In India, the drug Nexavar is patented (Indian
patent #: 215758; available at our patent office website) by Bayer Inc.,
USA. NATCO filed the application under section 84(1). The patent in India claims priority to PCT
application number PCT/US00/00648
and has a priority date of 01/13/1999. Interestingly,
the PCT site for this application under the ‘National Phase’ tab shows that
Korea has in one family member of this patent refused to grant a patent.
At the same time, two other family members also exist and one of which
is published and the other granted.
The Indian CL application: NATCO’s CL application starts by stating its
capability, experience and expertise in manufacturing and development of
anti-cancer drugs. The CL application
then describes that the patent 215758 covers an active ingredient ‘Sorafenib’. Bayer manufactures Sorafenib under the brand
Nexavar and that Nexavar is used to treat primary kidney and advanced primary
liver cancer. The Nexavar cost of therapy
is stated to be Rs. 280428.00 per month. The CL application then details facts
about Hepatocellular Carcinoma (stats related to occurrence and survival rate);
and facts related to renal cell carcinoma.
There are at least 100000 patients in India suffering from different
forms of renal cell and hepatic cell carcinoma and 30000 patients are added to
the patient pool every year. Over 24000
patients die in India every year on account of these diseases. Various treatment options are then described
including the treatment by Sorafenib.
Physicians prescribe Sorafenib @800mg per day which translates to 4
tablets per day (400mg tabletsX2) at a cost of Rs. 280428.00 per month and that
the patient has to pay the entire amount from his pocket.

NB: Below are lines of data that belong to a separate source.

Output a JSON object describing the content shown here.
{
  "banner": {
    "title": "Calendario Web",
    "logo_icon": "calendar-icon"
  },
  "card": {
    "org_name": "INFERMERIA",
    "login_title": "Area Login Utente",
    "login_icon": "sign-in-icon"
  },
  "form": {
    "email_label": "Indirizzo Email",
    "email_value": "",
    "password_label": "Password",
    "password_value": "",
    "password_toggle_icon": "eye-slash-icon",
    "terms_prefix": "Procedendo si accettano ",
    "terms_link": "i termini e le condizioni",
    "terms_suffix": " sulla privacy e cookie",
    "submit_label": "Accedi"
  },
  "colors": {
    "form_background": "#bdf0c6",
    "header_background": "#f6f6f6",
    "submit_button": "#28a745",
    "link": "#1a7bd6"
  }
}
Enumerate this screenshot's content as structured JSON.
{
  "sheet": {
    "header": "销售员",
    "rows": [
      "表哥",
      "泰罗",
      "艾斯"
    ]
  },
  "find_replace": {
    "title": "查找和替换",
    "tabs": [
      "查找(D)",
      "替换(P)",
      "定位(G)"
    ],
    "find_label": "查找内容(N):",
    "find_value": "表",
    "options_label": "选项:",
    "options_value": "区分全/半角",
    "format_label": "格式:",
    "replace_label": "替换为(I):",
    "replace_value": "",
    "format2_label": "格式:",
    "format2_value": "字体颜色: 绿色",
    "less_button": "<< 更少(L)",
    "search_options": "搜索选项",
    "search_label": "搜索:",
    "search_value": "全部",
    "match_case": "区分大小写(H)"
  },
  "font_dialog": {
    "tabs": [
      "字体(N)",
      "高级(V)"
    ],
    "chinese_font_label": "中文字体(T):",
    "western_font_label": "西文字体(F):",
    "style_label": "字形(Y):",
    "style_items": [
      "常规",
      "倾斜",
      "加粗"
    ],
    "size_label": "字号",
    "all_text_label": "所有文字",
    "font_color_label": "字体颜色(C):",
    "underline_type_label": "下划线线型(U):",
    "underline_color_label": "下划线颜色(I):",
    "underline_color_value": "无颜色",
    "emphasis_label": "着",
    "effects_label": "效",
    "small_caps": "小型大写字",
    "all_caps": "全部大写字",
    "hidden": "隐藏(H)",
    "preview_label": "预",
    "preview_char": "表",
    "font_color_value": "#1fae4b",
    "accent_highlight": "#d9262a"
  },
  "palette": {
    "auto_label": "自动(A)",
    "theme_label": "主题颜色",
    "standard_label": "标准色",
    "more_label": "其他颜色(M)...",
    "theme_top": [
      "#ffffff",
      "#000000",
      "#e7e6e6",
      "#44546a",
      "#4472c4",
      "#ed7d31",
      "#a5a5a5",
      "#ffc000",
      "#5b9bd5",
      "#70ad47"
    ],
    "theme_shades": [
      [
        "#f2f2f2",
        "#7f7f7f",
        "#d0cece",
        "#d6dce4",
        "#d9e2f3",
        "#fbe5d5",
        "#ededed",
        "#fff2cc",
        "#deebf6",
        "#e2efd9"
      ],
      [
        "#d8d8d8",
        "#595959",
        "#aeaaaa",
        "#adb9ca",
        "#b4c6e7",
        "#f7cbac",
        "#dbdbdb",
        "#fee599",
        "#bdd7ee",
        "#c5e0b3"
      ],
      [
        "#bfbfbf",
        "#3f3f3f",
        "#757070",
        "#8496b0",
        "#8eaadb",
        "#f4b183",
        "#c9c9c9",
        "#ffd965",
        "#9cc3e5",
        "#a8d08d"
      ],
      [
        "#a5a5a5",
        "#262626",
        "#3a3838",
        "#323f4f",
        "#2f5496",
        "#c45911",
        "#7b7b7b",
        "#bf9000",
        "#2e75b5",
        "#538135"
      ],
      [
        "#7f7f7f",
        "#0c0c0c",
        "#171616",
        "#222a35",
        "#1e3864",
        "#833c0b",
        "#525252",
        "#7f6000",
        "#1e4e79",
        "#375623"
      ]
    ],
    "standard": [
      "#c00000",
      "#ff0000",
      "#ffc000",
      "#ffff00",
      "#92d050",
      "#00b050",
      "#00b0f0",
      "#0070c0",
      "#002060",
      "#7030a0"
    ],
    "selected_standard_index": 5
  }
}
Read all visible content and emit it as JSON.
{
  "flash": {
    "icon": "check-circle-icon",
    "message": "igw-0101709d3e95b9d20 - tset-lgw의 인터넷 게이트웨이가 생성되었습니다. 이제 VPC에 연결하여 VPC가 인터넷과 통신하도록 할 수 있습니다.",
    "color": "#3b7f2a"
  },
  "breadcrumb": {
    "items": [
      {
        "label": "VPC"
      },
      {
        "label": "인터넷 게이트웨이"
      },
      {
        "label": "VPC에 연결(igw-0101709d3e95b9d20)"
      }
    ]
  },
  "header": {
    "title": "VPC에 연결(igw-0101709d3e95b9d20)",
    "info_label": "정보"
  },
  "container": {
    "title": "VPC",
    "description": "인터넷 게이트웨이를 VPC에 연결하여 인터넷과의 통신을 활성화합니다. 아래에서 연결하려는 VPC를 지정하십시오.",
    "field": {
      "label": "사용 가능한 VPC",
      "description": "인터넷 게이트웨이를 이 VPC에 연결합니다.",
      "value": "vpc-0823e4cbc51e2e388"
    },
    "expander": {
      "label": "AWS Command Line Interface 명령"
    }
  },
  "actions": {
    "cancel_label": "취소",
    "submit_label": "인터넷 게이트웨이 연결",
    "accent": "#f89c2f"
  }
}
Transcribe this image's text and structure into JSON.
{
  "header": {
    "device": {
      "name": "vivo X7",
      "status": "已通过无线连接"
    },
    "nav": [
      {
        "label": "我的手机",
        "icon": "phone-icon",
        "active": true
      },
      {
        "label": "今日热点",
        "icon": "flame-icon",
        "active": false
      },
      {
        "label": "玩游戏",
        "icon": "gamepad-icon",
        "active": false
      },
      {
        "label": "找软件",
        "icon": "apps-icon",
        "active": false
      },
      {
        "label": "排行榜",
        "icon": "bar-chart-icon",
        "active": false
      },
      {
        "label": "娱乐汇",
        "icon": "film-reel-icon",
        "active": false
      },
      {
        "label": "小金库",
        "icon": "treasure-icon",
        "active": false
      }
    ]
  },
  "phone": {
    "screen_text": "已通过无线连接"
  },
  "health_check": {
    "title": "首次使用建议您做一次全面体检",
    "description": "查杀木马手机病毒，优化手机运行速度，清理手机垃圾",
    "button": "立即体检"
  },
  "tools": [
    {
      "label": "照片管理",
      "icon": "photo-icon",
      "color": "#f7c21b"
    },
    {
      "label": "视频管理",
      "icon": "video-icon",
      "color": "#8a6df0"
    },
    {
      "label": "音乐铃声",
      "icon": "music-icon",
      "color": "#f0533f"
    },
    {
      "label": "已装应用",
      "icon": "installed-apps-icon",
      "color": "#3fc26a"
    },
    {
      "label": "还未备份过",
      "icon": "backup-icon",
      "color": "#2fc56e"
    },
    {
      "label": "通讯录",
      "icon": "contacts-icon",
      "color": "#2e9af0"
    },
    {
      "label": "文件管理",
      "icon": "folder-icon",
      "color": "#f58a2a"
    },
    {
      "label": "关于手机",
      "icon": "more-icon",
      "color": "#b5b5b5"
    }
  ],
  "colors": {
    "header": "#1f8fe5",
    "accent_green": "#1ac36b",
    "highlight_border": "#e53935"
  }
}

NATCO then argues that Sorafenib had a limited
availability in India as it was entirely imported and it was only available in
major cities (Delhi, Mumbai, Kolkata, Chennai) at pharmacies attached to large
hospitals. The distributors of Sorafenib
were in Delhi, UP, Punjab, Gujarat, West Bengal, Bihar, Kerala and Tamil Nadu
to the exclusion of all other states and territories. The
applicant specifically stated that Sorafenib reaches less than 1% of the patients
and that 99% of the patients who are unable to afford the drug are left to die (because
of the non-availability). NATCO has also
stated in the application that the drug is considered to be expensive even by
US ($4300/month) and UK
(GBP2900) standards.
The application then stated that the requirements
of section 84 had been met: More than 3 years have elapsed since the grant of
the patent (03/03/2008) and yet Bayer had not taken adequate steps to manufacture
the invention in India; and that a prima facie case of reasonable requirements
of the public not being met is made because of unavailability (access and
price).
The application concludes by stating that NATCO
has existing capability to manufacture Sorafenib; NATCO has approval from Drug
Controller General of India for manufacturing and marketing Sorafenib; efforts
to secure a voluntary license had failed; and NATCO also had a patent on the
process of manufacturing Sorafenib.
NATCO’s stated capability is 2Million tablets a day whereas there was a
requirement of 480K/month and that NATCO could supply the tablet @Rs.74/tablet working out to
Rs.8800.00/month and that NATCO was willing to provide the tablet free of cost
to patients who could not even afford the proposed price (74/tablet). NATCO
has also specifically stated that in case a CL is granted, it would not export
Sorafenib to other countries and that the CL would be limited to India.
Conclusion: In my opinion, this is a textbook case for grant
of a CL. But that said it also reasons that Bayer may itself reduce the prices
of Nexavar rendering the issue of nonavailability moot. It may even grant a
license to another generic manufacturer in India to produce Sorafenib thereby
addressing the concerns in NATCO's CL application.

2 comments:
Dear Rajiv,
I would like to correct you the priority date of this application is Jan 13th 1999 instead of Jan 12th 2000.
Actually Jan 12th 2000 is filing date of PCT application.